C’est précisément pourquoi, disent-ils, le système est architectoniquement et techniquement préparé à traiter plusieurs dizaines de millions de factures par an.

– La scalabilité est intégrée dans la structure même de la plateforme, permettant une expansion rapide de la capacité en fonction de la demande croissante et des exigences légales – déclarent-ils de PostLink.

Ils notent également que leur communication avec les utilisateurs est quotidienne et très axée sur l’éducation, car comprendre les nouveaux processus fiscaux est la clé d’une transition réussie vers la fiscalisation 2.0. L’équipe a visité plus de 20 villes à travers des ateliers où ils ont expliqué tous les éléments du système aux utilisateurs et résolu des incertitudes, tout en développant simultanément des guides, des leçons vidéo et des matériaux pratiques disponibles à tout moment via l’Académie Sveračun.
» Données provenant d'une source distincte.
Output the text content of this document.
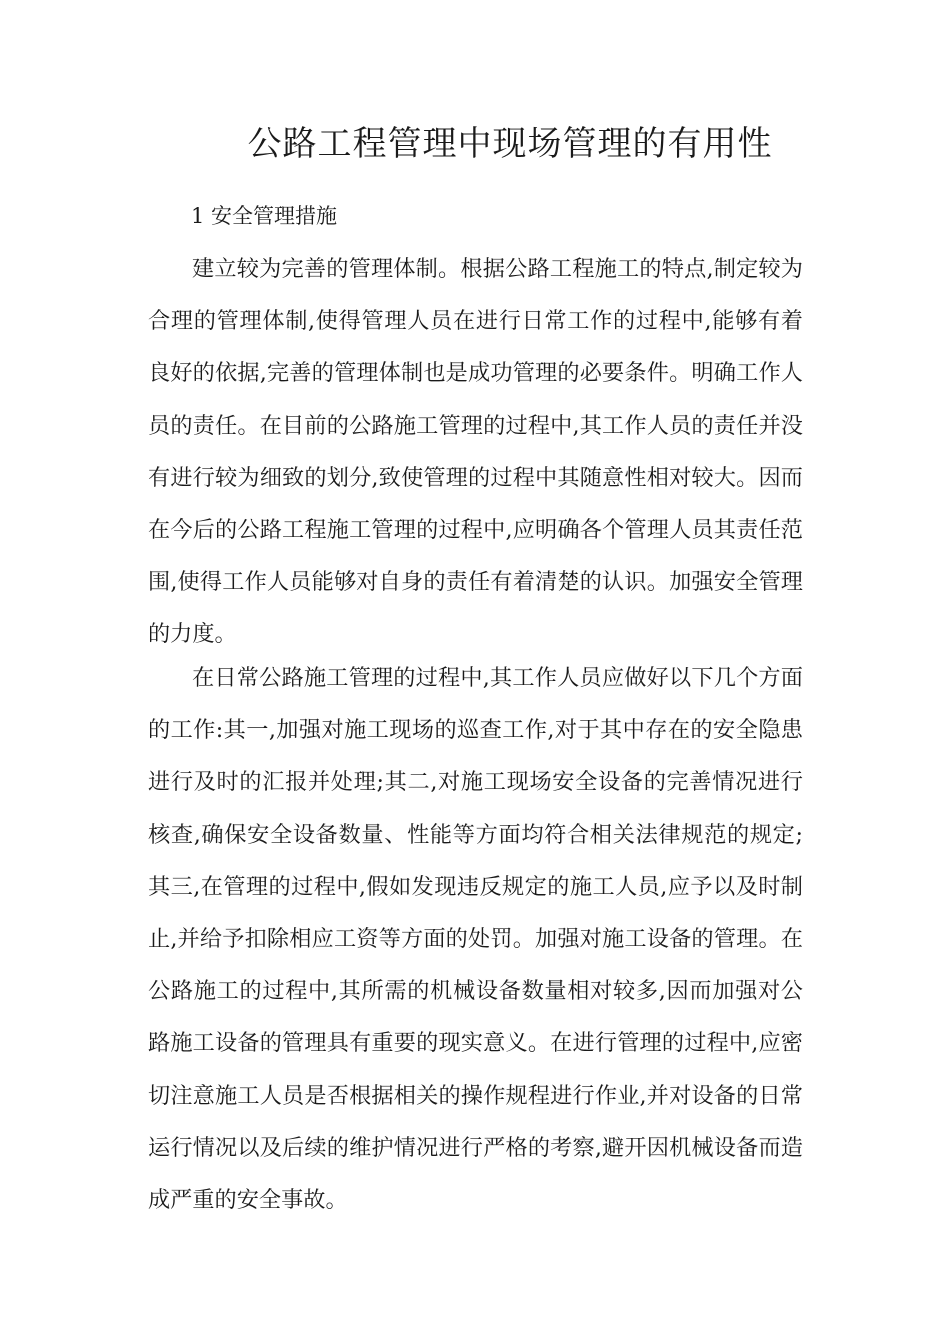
公路工程管理中现场管理的有用性
1 安全管理措施

建立较为完善的管理体制。根据公路工程施工的特点,制定较为合理的管理体制,使得管理人员在进行日常工作的过程中,能够有着良好的依据,完善的管理体制也是成功管理的必要条件。明确工作人员的责任。在目前的公路施工管理的过程中,其工作人员的责任并没有进行较为细致的划分,致使管理的过程中其随意性相对较大。因而在今后的公路工程施工管理的过程中,应明确各个管理人员其责任范围,使得工作人员能够对自身的责任有着清楚的认识。加强安全管理的力度。

在日常公路施工管理的过程中,其工作人员应做好以下几个方面的工作:其一,加强对施工现场的巡查工作,对于其中存在的安全隐患进行及时的汇报并处理;其二,对施工现场安全设备的完善情况进行核查,确保安全设备数量、性能等方面均符合相关法律规范的规定;其三,在管理的过程中,假如发现违反规定的施工人员,应予以及时制止,并给予扣除相应工资等方面的处罚。加强对施工设备的管理。在公路施工的过程中,其所需的机械设备数量相对较多,因而加强对公路施工设备的管理具有重要的现实意义。在进行管理的过程中,应密切注意施工人员是否根据相关的操作规程进行作业,并对设备的日常运行情况以及后续的维护情况进行严格的考察,避开因机械设备而造成严重的安全事故。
À cette fin, ils ont également formé une équipe de support client de 20 experts dédiée à fournir aux utilisateurs une assistance rapide et fiable à toutes les étapes de l’utilisation du système.

En tant qu’intermédiaire d’information, Hrvatska pošta voit son rôle comme un ‘facteur’ numérique, un transmetteur de factures entre l’expéditeur et le destinataire, sans aperçu de leur contenu ou de leur relation mutuelle. Par conséquent, la responsabilité des factures suspectes, comme il nous semble, ne leur incombe pas.

Enfin, rappelons que Rakar, dans son article, entre autres, a averti que les factures contiennent des données sensibles aux affaires et que la compromission de l’intermédiaire d’information pourrait permettre un aperçu des flux commerciaux ou même des manipulations potentielles, comme le changement de l’IBAN. Il a souligné que les réglementations existantes pour les intermédiaires n’incluent pas de normes de sécurité obligatoires et que, selon lui, c’est un défaut systémique grave dans la conception du régime de fiscalisation à venir. Il a rappelé que lors de l’eConsultation sur la fiscalisation, il avait proposé l’introduction de conditions de sécurité technique minimales, notamment dans le contexte des obligations découlant de la directive NIS2, mais que ces commentaires avaient été rejetés.